# Asus Silent Square EVO Fan Speed drops under FULL LOAD



## tandav (Aug 12, 2008)

I have the Q-Fan Control enabled. 
I have been noticing that when ever the CPU is running on full load the Fan speed drops down from 1800 RPM to 1500 RPM. 

The fan is at full speed around 2300RPM when Q-Fan Control disabled. When enabled i have never seen the Fan going above 1800RPM, but drops when CPU stress is run. 

How ever the temperatures for Cores do not exceed 60 and for CPU 45 degrees Celsius on full load. 

I have my Q6600 G0 running @ 333x9=3.0GHz.

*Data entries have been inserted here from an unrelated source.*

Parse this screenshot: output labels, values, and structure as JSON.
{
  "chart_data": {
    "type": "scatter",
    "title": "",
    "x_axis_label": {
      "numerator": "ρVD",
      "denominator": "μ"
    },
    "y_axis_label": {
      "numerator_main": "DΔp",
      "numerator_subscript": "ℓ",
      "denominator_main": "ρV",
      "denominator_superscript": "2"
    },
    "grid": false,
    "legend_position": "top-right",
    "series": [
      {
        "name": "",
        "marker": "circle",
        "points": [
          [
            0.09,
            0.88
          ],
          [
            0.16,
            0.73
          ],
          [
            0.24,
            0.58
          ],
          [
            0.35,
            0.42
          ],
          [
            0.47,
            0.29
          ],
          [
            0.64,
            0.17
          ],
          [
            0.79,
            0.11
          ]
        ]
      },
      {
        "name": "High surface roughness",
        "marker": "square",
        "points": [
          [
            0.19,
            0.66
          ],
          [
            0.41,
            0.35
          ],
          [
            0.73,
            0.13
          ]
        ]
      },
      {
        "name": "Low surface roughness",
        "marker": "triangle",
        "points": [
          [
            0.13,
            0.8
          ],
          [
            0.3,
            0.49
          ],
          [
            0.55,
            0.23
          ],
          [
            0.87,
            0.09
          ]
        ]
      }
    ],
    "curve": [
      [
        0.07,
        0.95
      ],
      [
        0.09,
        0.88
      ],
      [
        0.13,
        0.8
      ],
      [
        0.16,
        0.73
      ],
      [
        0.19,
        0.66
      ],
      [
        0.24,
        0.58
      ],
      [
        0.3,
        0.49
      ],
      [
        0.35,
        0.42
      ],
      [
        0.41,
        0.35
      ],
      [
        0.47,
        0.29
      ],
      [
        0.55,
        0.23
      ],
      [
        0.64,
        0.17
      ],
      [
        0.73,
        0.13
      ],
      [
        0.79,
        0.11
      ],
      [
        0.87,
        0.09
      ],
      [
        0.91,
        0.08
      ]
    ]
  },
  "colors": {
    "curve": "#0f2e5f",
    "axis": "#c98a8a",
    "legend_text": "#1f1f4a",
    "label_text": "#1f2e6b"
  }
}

It is normal for the Silent Square EVO behave that way?


----------



## stressfreesoul (Mar 17, 2008)

If there are no overheating issues with it enabled, I wouldn't worry. It is obviously setting it to an appropriate speed for the temps. I suppose the smartfan setting in the BIOS might confuse the poor Q-Fan setup if it was enabled though. Try turning it off through your BIOS, then try Q-fan again.


----------



## tandav (Aug 12, 2008)

I don;t have Smart Fan option. I disabled/enabled the Q-Fan, but no positive result. 

I guess so it is because of I'm running on the Silent Mode. If I put on Performance mode then it might work. 

Thanks!


----------